NOTE DE LECTURE N° 25 : LE CONCEPT D'ÊTRE DANS "LES PENSÉES MÉTAPHYSIQUES" DE SPINOZA

« Les pensées métaphysiques » de Spinoza constituent un appendice à son œuvre « De la philosophie de Descartes". Il a été écrit en latin en 1663 et comporte deux parties, contenant respectivement 6 et 11 chapitres. Mon commentaire portera sur le concept d'Être dans cet oeuvre. Mon ouvrage de référence est : « Spinoza - Œuvres complètes – La Pléiade-1967) ». Toutes les citations de Spinoza figurent, sauf exception signalée, entre guillemets.

Des conceptions de l’Être


La définition que donne Spinoza de l’Être est la suivante  :

« Tout ce que, dans une perception claire et distincte, nous trouvons exister nécessairement ou au moins pouvoir exister ».

Mais il met en garde contre le fait qu’une chimère, un Être de fiction ou un Être de raison ne sont pas des Êtres. En effet :

  • Une chimère est, par définition, quelque chose qui ne peut pas exister.
  • L’Être de fiction n’est pas un Être car son existence ne résulte pas d’une perception claire et distincte, mais uniquement du libre arbitre de l’homme qui le conçoit. Il ne s’agit pas d’une erreur commise par ignorance, mais d’un choix délibéré.
  • L’Être de raison n’est qu’un mode de penser permettant de retenir, expliquer et imaginer des choses déjà comprises. Nous retenons les choses par analogie avec d’autres choses plus familières. Pour expliquer les choses nous les comparons à d’autres concepts connus ; Spinoza cite le temps, le nombre et la mesure. Mais peut-être, dit-il, y en a-t-il d’autres. Enfin, concernant l’imagination, nous pouvons facilement considérer comme des êtres, des non-êtres. Car imaginer « n’est rien d’autre que sentir les traces laissées dans le cerveau par le mouvement des esprits, excité lui-même dans les sens par les objets. Il ne peut donc s’agir que d’une sensation confuse, c'est-à-dire ne correspondant pas à la définition de l'Être (lequel doit résulter d'une conception claire).
Il est clair que, dans ce qui précède, l'Être de raison tient une place particulière en raison de toutes les erreurs qui ont été énoncées à son sujet.

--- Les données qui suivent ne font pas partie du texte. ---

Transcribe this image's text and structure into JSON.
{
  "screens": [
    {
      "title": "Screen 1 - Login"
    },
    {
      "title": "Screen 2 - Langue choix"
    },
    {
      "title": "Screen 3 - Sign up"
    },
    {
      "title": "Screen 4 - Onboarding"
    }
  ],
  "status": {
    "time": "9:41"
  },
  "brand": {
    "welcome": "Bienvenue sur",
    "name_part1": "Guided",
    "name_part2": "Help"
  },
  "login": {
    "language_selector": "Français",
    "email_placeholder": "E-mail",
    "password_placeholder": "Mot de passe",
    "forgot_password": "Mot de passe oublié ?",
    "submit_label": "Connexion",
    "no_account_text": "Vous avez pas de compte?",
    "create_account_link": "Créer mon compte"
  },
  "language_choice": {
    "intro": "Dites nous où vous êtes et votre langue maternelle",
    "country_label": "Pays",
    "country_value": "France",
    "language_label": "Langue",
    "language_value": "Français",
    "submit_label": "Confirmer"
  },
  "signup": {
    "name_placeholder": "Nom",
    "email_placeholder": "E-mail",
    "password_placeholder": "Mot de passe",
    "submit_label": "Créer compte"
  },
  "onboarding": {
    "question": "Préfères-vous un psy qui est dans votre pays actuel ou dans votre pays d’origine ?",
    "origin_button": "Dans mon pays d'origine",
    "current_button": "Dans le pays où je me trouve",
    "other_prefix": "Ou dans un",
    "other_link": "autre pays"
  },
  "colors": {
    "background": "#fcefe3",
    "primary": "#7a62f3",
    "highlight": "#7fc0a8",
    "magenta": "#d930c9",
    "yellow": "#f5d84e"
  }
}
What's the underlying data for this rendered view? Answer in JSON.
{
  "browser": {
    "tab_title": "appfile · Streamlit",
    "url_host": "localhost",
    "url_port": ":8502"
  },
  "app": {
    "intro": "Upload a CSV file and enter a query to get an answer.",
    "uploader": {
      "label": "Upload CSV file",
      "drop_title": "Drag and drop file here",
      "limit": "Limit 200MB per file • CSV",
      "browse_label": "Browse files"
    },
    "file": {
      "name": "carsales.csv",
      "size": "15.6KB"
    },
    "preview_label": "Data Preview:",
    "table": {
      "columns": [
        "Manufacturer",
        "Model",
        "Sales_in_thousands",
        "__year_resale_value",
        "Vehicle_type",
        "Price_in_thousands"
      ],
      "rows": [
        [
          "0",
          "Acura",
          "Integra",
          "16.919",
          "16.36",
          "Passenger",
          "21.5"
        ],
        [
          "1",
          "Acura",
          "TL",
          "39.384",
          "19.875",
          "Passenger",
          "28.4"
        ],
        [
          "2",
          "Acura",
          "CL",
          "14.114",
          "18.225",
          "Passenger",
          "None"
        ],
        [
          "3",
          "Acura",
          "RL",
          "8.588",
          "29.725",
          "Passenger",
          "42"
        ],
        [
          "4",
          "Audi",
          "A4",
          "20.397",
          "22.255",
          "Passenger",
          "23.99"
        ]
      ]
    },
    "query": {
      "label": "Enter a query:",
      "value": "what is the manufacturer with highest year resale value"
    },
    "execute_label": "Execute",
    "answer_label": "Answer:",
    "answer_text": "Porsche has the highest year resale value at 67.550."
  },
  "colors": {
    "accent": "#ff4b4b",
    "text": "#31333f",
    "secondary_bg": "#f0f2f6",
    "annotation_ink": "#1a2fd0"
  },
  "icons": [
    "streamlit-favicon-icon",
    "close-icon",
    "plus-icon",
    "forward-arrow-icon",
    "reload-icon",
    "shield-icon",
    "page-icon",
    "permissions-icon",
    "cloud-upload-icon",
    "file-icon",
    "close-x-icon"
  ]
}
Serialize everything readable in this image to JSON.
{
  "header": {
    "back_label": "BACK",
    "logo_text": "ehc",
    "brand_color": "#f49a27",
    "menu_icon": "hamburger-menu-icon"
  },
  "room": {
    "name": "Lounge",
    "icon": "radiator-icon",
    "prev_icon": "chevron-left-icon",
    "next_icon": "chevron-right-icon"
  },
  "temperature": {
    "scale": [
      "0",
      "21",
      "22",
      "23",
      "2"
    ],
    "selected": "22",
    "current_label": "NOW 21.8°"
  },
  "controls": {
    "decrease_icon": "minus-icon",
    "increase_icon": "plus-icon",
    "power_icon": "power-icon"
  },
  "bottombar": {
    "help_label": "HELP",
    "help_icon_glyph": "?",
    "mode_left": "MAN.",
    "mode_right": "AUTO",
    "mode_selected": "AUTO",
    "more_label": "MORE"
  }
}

Concepts équivoques concernant l'Être de Raison


« Pourquoi les êtres de Raison ne sont pas des idée de choses et sont cependant considérés comme telles ? »

Il résulte de la définition d’un Être de Raison qu’il n’est corrélé avec aucune chose réelle. Il ne peut donc pas être une idée de cette chose. Mais la difficulté réside dans le fait que les modes de penser les choses qui ceux de l’Être de Raison viennent de manière si spontanée à l’esprit que l’on a tendance à les considérer comme des représentations mentales des choses. On retrouve ici, de manière incomplète et différente, la distinction que fera Kant entre « phénomène » et « chose en soi ».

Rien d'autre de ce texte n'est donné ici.